If you wrote a list of things the Blackhawks needed to address going into the 2019-20 season, the power play would've been at the very bottom.
From Christmas and on last season, the Blackhawks had the second-best power play with a 26.8 percent success rate. At one point over that stretch they were converting at a ridiculous 40 percent clip.
It was the penalty kill that weighed down the Blackhawks' special teams by finishing dead last. This season, it's been the exact opposite.
After going 0-for-3 in Sunday's 5-2 loss to the Winnipeg Jets, the Blackhawks slipped to 28th in power play percentage at 15.0. But failing to convert on those three opportunities wasn't the worst part.
The Blackhawks were outshot (3-2), out-chanced (4-2) and outscored (1-0) by the shorthanded Jets in 5:01 of power-play time and it changed the complexion of the game. Winnipeg's shorthanded goal in the second period was its first of five unanswered after the Blackhawks scored the first two in period one.
"The power play was a huge momentum-killer for us," head coach Jeremy Colliton said after the loss. "Not only did they score, but we didn’t react well to that adversity and it seemed to affect the rest of the game."
The Blackhawks have seemingly tried everything to fix their power play but nothing has clicked.
They started out the season by loading up the first unit with the same five-man group — Alex DeBrincat, Patrick Kane, Dylan Strome, Jonathan Toews and Erik Gustafsson — that dominated last season but they struggled to recapture that magic.
They separated Kane and Toews to balance out both units and that didn’t work either.
They replaced Gustafsson as the quarterback on the first unit for Adam Boqvist, incorporated more young guys into the mix, including Kirby Dach, and even tried practicing different looks with Dach and DeBrincat in the bumper role and still haven't found a formula that's stuck.
The concerning part is that the power play hasn't caught fire at any point in the season, so there isn’t anything to hang on to. The confidence with the man advantage is at a season-low and it’s noticeable.
So what's the issue? How can the Blackhawks go from the top of the league to the bottom in a year?
To help identify the problem, let's take a look at where the Blackhawks rank this season in several key underlying power-play categories on a per-two-minute basis, according to Sportlogiq:
— Zone entry success rate: 28th (60.0)
— Percentage of shots on net: 28th (48.1)
— Slot shots: 24th (0.9)
— Slot pass completions: 18th (1.37)
— Offensive zone possession time: 14th (0:39)
This is where they ranked last season from Dec. 25 and on:
— Zone entry success rate: 18th (63.7)
— Percentage of shots on net: 12th (54.0)
— Slot shots: 7th (1.09)
— Slot pass completions: 3rd (1.77)
— Offensive zone possession time: 1st (0:43)

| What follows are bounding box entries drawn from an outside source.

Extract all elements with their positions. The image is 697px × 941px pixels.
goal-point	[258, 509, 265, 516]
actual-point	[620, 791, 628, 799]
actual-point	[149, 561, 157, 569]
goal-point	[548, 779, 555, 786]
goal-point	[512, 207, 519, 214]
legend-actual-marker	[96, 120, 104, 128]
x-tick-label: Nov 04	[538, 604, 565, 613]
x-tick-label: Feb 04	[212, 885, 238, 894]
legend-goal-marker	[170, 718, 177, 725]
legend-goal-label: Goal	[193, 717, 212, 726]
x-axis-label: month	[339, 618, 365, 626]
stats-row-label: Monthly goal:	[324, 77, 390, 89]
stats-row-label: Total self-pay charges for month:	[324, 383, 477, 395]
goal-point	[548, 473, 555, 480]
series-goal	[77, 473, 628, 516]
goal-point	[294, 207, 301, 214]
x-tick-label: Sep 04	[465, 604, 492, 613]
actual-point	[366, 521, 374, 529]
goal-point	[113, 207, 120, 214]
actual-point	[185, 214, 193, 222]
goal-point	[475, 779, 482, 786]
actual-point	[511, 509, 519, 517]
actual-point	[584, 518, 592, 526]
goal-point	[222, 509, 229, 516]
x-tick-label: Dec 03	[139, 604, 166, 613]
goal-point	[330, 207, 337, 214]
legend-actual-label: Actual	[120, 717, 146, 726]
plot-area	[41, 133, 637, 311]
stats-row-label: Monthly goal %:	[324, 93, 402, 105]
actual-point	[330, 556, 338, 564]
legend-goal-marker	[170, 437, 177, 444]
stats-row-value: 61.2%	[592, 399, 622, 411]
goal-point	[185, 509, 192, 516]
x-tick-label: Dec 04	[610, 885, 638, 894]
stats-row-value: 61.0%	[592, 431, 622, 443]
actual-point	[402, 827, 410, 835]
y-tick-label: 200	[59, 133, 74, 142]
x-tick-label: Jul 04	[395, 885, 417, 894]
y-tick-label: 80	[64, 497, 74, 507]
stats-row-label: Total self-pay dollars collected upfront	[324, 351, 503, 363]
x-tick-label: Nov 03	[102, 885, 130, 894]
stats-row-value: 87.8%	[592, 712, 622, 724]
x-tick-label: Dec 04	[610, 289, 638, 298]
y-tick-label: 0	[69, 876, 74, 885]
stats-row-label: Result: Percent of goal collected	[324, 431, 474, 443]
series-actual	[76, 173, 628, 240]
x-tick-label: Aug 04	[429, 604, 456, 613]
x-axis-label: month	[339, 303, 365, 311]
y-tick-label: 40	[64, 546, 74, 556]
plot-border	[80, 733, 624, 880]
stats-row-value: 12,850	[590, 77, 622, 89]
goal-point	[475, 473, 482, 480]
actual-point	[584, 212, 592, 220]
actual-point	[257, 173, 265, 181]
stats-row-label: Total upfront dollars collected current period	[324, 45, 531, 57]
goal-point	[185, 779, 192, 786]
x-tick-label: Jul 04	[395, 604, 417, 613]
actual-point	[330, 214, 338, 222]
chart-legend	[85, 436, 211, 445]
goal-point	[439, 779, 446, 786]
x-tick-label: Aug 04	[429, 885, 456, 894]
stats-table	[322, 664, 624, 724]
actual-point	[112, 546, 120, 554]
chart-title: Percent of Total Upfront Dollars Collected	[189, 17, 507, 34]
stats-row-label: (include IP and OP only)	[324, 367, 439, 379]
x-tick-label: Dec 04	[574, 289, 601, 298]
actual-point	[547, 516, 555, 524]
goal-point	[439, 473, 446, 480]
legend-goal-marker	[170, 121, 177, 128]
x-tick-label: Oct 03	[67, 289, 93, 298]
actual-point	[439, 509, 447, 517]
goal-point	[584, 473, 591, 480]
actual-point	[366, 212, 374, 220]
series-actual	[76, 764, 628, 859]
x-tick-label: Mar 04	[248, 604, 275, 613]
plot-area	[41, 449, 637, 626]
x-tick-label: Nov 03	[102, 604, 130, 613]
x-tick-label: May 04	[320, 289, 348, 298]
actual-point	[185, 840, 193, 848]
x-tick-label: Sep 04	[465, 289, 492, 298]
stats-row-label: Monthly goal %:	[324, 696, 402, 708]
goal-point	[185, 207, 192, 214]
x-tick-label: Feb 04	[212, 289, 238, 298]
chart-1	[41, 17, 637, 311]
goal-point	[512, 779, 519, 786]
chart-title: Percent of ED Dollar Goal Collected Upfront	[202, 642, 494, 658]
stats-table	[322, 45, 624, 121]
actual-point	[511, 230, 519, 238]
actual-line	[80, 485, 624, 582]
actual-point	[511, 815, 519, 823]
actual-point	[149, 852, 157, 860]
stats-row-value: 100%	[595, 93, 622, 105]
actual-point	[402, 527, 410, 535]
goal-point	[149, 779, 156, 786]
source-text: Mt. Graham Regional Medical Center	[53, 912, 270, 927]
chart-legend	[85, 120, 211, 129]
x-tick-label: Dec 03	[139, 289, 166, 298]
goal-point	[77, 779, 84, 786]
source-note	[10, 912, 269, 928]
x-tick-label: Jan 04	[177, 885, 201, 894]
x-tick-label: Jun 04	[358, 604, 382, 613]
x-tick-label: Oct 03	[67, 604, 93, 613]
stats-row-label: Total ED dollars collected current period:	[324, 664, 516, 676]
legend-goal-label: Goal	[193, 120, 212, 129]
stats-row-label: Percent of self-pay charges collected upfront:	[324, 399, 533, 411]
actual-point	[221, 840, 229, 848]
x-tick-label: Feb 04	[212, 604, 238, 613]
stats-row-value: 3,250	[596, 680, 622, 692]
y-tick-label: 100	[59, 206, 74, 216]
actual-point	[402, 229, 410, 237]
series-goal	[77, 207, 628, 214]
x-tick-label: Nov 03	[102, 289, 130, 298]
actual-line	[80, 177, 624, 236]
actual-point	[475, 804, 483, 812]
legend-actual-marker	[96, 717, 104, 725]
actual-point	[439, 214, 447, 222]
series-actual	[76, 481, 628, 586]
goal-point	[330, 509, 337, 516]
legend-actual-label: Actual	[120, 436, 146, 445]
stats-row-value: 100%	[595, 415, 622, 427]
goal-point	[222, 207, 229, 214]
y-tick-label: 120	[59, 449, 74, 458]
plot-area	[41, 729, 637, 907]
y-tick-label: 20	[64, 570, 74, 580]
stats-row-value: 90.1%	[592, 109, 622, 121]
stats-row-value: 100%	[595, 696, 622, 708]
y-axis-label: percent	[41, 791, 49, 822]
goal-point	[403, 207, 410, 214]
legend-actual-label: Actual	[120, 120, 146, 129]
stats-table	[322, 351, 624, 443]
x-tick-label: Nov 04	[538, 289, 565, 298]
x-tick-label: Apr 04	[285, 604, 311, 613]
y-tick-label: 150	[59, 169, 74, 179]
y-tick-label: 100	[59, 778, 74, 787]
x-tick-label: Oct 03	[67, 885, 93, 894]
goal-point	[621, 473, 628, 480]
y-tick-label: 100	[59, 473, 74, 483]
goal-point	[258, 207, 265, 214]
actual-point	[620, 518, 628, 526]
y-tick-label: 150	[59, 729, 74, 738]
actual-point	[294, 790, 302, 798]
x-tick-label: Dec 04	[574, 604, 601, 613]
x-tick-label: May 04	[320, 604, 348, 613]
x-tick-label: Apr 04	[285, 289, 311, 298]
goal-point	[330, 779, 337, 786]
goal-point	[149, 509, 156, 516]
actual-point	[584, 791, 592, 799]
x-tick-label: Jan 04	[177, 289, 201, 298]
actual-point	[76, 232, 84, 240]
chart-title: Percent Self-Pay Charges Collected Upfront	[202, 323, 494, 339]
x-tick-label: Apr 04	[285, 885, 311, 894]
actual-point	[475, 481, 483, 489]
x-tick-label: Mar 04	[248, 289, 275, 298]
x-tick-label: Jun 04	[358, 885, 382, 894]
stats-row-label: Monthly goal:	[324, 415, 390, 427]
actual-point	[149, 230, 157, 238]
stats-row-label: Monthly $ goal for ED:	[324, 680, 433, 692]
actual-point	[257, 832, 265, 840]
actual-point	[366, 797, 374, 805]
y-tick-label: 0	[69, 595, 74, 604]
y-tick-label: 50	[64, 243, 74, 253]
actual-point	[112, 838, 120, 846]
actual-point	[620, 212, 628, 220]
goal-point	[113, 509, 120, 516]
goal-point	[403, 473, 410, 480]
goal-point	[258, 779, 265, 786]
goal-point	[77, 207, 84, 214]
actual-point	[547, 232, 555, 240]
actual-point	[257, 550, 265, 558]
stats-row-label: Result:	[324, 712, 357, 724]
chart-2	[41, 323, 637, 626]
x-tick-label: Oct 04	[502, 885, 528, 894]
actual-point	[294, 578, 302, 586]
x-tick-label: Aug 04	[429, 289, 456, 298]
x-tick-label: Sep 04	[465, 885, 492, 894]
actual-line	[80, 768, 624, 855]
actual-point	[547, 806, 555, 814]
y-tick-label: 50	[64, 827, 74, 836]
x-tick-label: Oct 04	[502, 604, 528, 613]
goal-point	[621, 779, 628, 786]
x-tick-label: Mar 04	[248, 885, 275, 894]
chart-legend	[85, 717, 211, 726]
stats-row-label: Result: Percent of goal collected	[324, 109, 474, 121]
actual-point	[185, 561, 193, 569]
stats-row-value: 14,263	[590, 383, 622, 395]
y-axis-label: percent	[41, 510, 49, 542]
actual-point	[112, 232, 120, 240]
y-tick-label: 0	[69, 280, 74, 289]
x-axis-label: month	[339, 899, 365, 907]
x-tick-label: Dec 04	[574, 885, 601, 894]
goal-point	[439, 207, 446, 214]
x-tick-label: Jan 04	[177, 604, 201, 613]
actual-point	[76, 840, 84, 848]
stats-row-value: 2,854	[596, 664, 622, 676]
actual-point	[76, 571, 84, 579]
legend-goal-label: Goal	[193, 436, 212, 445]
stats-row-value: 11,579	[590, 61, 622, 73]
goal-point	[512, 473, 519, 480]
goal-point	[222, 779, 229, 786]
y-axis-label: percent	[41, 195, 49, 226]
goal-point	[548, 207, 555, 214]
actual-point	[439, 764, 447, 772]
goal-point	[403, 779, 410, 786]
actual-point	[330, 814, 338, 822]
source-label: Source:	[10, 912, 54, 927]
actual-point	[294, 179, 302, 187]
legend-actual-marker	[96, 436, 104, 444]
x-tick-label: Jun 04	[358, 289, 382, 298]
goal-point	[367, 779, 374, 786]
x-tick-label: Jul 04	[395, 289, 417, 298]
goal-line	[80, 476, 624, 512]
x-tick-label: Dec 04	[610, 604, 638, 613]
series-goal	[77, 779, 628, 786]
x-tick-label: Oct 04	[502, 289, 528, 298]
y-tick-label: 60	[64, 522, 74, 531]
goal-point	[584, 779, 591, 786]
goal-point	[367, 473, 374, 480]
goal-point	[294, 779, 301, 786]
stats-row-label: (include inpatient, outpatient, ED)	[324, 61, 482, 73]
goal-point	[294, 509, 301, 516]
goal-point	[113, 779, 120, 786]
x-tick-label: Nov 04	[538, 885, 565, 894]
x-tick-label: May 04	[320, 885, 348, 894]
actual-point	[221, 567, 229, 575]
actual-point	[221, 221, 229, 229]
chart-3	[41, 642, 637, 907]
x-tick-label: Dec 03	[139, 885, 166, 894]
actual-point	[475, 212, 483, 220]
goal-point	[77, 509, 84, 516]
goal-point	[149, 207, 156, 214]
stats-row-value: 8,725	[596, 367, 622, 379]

Across the board, the Blackhawks had the puck more, created more scoring chances from high-danger areas and put more shots on net from the slot last season than this season. It's why the Blackhawks have put so much emphasis on who's stationed in the bumper role (high slot area).
The Blackhawks don't need a structural overhaul. It essentially comes down to puck movement and opening up lanes, which keeps the penalty killers honest.
Far too often we've seen the Blackhawks make one too many passes instead of putting the puck on net and that's what happens when things aren't going your way. You try looking for the perfect play but most times, simple is better. It doesn't always have to be pretty.
The Blackhawks have been able to overcome a struggling power play all season long because their penalty kill has been lights out. But with their backs against the wall, it's difficult to see the Blackhawks getting inside the playoff picture without solving their power play woes.